Brookfield delivered a record 8,000 MW of new capacity globally in 2025, representing 20% growth in commissioned capacity year-over-year. The company committed or deployed $8.8 billion across strategic technologies, with $1.9 billion net to Brookfield Renewable. The portfolio now encompasses approximately 84,000 MW of advanced-stage projects, with management targeting a run-rate of 10,000 MW per year by 2027.

The expansion was fueled partly by significant acquisitions. In March, Brookfield completed the €6.1 billion privatization of French renewable energy company Neoen, marking its largest investment ever in renewable power. The transaction, supported by Brookfield's Global Transition Fund II and co-investors including California Public Employees' Retirement System and Singapore's Temasek, added substantial wind and solar capacity across Europe.

In July, Brookfield announced plans to increase its ownership in Colombian power generator Isagen to approximately 38% through a $1 billion investment. The stake, which Brookfield initially acquired in 2016, provides exposure to stable hydroelectric assets and a pipeline of renewable projects. The transaction is expected to close in the third quarter of 2025 and be immediately accretive to FFO per unit.

Asset recycling generated approximately $900 million in proceeds during the first quarter of 2025, with an additional $1.5 billion early in the second quarter. The company anticipated total asset sales for 2025 would exceed 2024 levels while delivering returns at or above targets.

Analysts maintain a moderate buy consensus on Brookfield Renewable, with an average price target of $34.93, according to recent research. Several firms have raised their targets into the mid-$30s, citing the company's growing role in powering technology infrastructure and its stable cash flow profile from long-term contracts.
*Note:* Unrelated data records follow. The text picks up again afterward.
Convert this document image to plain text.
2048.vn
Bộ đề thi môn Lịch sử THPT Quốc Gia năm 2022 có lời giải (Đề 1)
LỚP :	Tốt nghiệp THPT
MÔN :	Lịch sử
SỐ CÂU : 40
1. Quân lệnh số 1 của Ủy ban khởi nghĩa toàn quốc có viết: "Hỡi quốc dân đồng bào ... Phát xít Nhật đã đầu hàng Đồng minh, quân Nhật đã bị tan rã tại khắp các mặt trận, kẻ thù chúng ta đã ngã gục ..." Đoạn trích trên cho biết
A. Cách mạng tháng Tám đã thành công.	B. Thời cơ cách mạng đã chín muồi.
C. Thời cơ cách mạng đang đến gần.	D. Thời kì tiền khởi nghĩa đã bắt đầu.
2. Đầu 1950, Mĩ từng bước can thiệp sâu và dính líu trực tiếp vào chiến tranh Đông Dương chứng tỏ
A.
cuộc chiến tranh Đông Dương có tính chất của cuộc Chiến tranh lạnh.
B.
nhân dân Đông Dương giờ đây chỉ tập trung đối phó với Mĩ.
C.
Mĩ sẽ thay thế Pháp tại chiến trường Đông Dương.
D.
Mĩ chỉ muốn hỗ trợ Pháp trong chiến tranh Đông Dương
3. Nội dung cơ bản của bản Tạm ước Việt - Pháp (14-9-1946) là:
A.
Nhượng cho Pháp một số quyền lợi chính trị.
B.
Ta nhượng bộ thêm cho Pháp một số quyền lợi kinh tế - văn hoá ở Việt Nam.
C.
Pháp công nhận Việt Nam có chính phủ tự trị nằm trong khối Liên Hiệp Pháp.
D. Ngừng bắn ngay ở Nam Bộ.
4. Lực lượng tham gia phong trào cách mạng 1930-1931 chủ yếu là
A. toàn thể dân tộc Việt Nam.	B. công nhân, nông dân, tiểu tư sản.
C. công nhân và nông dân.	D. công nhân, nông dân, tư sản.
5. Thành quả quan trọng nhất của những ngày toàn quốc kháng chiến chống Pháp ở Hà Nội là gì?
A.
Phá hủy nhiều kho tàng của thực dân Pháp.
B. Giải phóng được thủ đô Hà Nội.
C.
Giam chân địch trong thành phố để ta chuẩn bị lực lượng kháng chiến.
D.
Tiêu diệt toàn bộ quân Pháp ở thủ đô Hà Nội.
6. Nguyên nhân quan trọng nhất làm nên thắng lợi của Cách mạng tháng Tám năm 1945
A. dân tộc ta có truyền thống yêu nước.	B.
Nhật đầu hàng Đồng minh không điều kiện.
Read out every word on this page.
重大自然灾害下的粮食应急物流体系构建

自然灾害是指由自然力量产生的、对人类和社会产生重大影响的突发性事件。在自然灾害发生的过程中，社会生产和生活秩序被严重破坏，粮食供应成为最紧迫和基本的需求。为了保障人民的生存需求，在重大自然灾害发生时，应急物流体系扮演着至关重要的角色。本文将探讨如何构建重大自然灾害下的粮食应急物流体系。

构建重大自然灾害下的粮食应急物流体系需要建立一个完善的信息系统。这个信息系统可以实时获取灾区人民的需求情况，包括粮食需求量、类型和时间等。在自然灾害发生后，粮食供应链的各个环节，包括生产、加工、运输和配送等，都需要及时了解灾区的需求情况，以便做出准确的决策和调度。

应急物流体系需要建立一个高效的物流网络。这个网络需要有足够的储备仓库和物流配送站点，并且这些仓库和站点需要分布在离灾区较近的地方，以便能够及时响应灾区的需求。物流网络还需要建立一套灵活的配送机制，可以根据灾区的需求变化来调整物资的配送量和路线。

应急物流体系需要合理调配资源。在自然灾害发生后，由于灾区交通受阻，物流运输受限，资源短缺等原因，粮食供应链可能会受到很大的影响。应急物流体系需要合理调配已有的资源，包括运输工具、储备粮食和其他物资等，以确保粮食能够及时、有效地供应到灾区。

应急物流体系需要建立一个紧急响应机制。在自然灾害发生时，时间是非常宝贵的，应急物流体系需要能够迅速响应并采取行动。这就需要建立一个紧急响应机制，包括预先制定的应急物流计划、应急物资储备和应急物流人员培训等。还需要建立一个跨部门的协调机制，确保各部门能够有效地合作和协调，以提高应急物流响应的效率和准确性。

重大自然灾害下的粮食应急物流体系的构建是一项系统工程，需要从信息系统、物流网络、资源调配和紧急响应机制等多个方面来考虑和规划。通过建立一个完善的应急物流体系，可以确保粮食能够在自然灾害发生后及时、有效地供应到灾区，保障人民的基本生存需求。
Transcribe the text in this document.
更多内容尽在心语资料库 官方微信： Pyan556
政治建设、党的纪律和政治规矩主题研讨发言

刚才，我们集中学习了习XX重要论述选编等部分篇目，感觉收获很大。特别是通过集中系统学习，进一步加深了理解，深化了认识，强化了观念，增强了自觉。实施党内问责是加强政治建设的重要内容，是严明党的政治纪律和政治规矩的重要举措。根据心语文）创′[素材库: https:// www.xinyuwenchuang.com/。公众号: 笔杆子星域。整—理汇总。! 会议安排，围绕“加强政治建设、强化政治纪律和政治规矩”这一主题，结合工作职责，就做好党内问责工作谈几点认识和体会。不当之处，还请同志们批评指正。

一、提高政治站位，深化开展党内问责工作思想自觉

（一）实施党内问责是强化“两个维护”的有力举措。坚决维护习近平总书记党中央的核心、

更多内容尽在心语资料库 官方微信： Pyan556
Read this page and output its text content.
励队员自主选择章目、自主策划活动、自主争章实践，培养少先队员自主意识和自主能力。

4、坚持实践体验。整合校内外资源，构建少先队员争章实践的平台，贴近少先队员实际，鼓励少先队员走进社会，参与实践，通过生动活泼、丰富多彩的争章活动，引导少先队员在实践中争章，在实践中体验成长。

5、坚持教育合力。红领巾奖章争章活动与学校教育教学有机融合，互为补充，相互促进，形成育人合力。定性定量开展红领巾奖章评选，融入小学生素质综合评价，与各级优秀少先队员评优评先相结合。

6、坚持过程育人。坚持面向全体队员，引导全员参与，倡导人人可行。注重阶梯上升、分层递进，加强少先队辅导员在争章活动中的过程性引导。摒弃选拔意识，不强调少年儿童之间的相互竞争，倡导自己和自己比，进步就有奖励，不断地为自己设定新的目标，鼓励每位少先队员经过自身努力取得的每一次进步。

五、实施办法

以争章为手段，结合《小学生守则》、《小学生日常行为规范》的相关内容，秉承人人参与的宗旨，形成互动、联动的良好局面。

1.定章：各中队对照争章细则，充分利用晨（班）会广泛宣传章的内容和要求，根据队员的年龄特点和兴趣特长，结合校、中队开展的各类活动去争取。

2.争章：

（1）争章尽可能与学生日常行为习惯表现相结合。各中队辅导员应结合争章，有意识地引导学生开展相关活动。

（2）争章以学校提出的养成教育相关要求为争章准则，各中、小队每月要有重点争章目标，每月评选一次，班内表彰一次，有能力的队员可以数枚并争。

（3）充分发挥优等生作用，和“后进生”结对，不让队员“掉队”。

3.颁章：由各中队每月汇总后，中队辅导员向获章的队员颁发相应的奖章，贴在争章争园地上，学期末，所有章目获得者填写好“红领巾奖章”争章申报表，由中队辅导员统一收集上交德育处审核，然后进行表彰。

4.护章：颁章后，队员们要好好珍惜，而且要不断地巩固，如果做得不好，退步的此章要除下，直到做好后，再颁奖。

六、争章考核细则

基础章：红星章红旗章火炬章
The shares were trading at $28.45 on Thursday, giving the company a market capitalization of $18.7 billion. The stock has a 52-week range of $18.47 to $32.29 and offers a dividend yield of 5.14%.

Brookfield's ability to secure large-scale partnerships with technology companies positions it uniquely in the renewable energy sector. As data center demand accelerates alongside AI adoption, the company's diversified hydro portfolio provides baseload power that complements intermittent wind and solar resources, offering reliability that technology companies increasingly demand.